2010-08-31

GENT - The conference of the Dutch-Belgian Investigative Journalists’ Association VVOJ is to take place on Friday November 19 and Saturday November 2010 in the Belgian town of Ghent. This year’s theme is Journalism on the Edge.

GENT - The conference of the Dutch-Belgian Investigative Journalists’ Association VVOJ is to take place on Friday November 19 and Saturday November 2010 in the Belgian town of Ghent. This year’s theme is Journalism on the Edge.

The lectures, trainings and workshops are to focus on the latest developments in this area. Other topics to be discussed are research methods, publication options and business models.

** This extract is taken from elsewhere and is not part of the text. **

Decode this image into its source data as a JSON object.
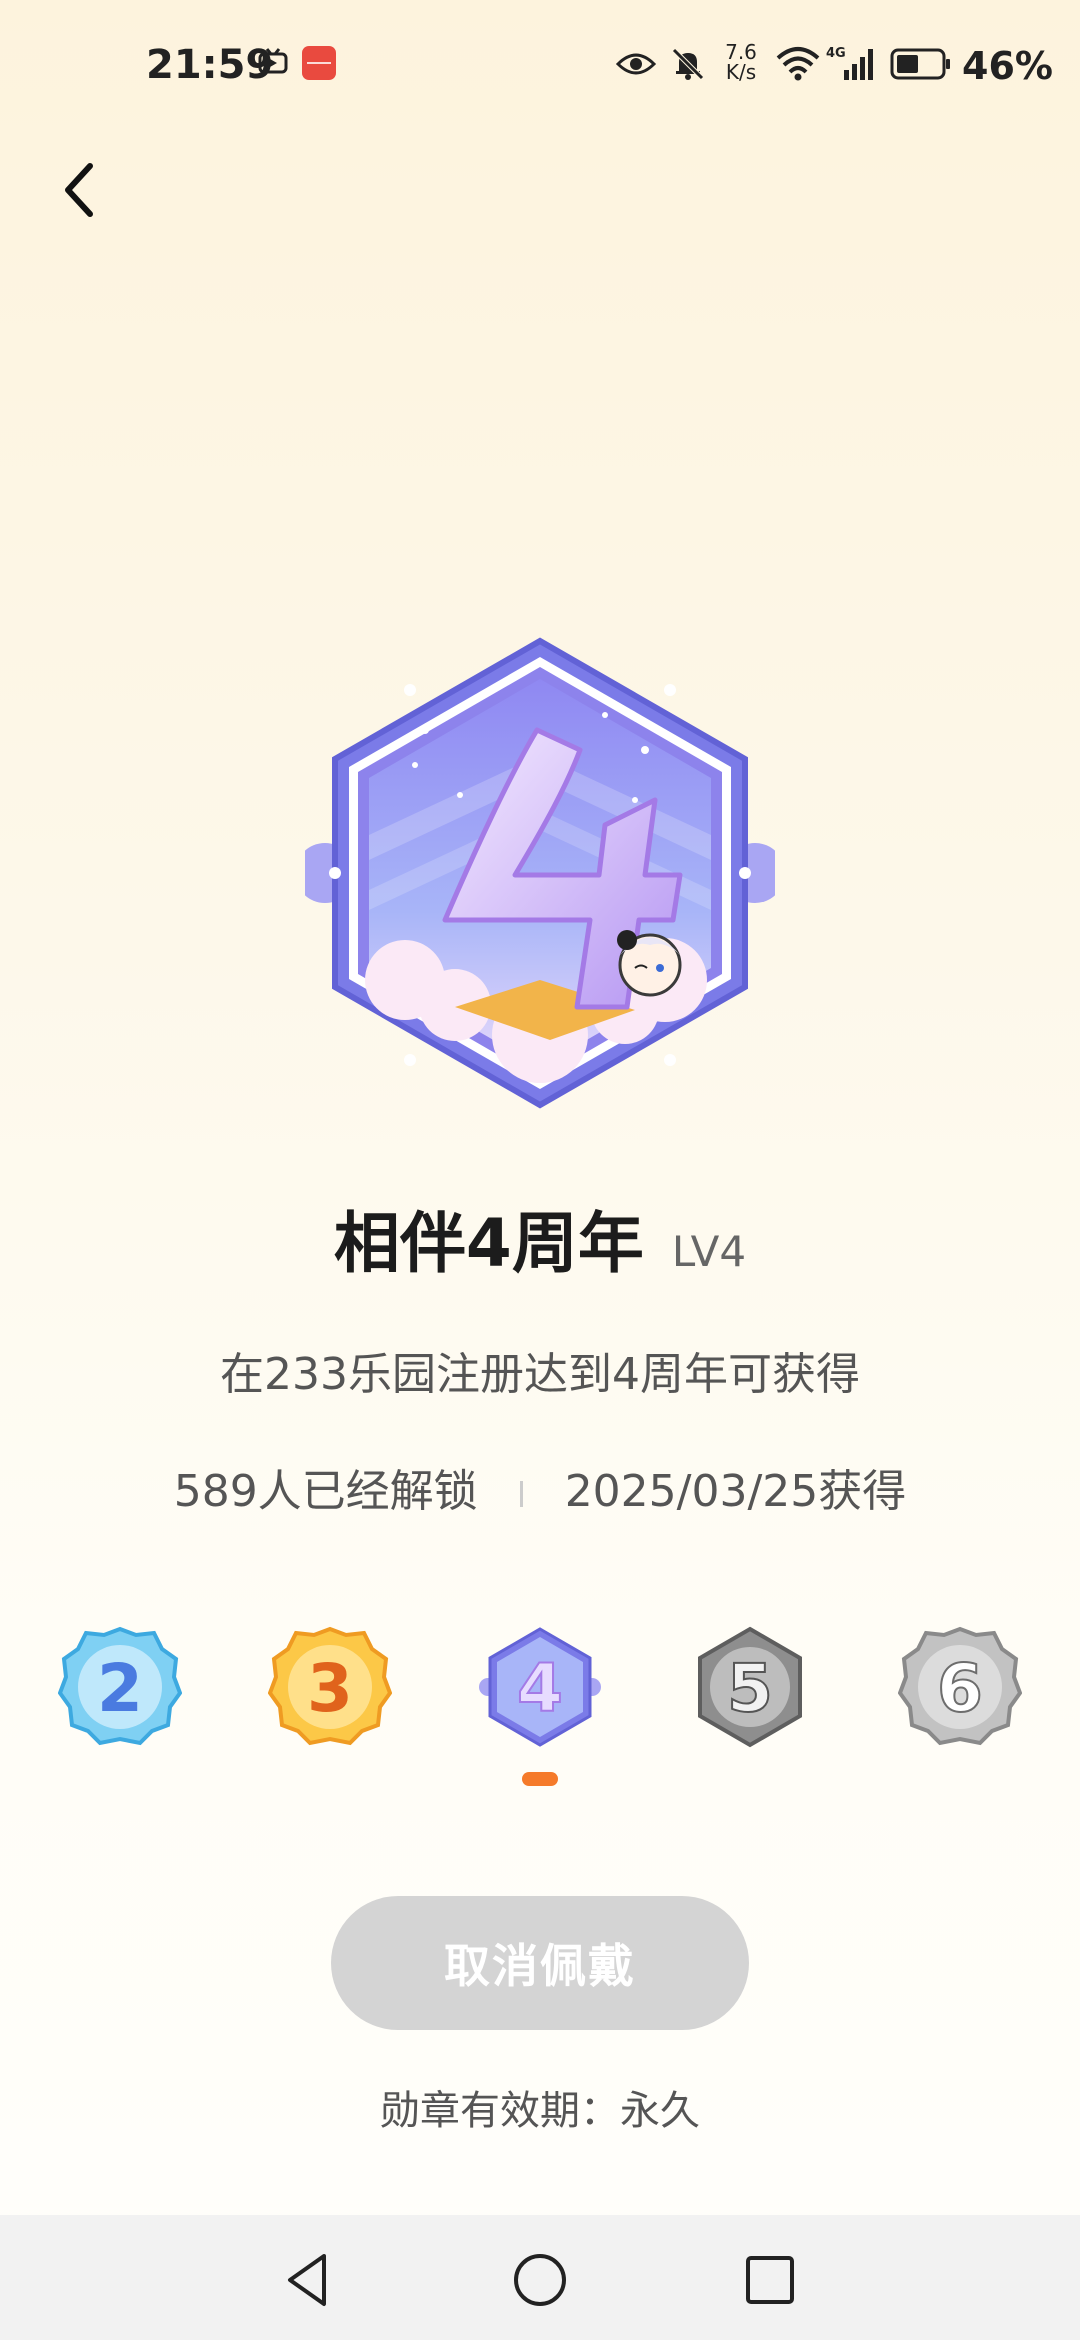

N.B.Dutch and English are the main languages spoken at the conference. Many of our lectures, trainings and workshops are in English. The program, that will be published soon, will indicate which sessions are in Dutch and which are in English..

Registration has begun!
Go to the registation form

Expenses
Members pay € 195,-. Non-members € 390,-. Students (who are or will soon be members of the VVOJ) pay just € 99,- (excluding the Friday night dinner).

Group fees
If editorial boards want to attend the conference with a minimum of 5 participants, please ask for our special group rate!

Cancellation
Cancellation is possible at for free up to six week ahead of the conference. Between six to two weeks, a 50 percent cancellation fee is charged. In the last two weeks leading up to the conference, cancelling is no longer possible, though you may request our secretariat to have someone else take your place (please send your request to secretariaat [at] vvoj.nl or call +31-30–2193011). A cancellation fee of 25 euros in administrative fees will be charged.

Program
The full program will soon be published, and in the meantime we will give you a quick impression:

New methods and computer skills

  • Social media and their usability for investigative journalism. How useful is Twitter? How do you use it? How do you analyze other people’s networks and retrieve from it what you need for your stories?
  • Textmining, another way to search texts. Learn the skill using text compilations such as Parlando that are usually not easy to screen.
  • Visualisation of investigative stories made easy and affordable
  • From web to Excel: how to let statistics stream automatically into your stories? How can you use statistics in your work?
  • The hidden corners of international databases we have yet to uncoverCompiling surveys while maintaining quality

Workshops, panel sessions, keynote speakers: looking for the edge of our profession and new horizons

  • The journalists and its research partners. Nowadays, much research previously done by investigative journalists, is done by NGO’s, universities, think tanks and (financial) research bureaus. Why is this the case? How can we become each other’s partners and what can we learn from each other?
  • Establish your financial limit and retain your independence vis-a-vis your comissioner, your sponsor, a fund or someone else.
  • The journalist and the law: what legal complications and obstacles does a journalist run into during his work? How do you draft a rock-solid contract? What about copyrights? How do you settle your accountability as a journalist? Legal experts will shed more light on these issues.
  • From public to collegue: how to involve your audience in your investigation? What do we do with tips and advice? Is ‘crowdsourcing’ symbolic for decreasing public involvement? Should your audience help your research? Learn from the latest initiatives, national and international.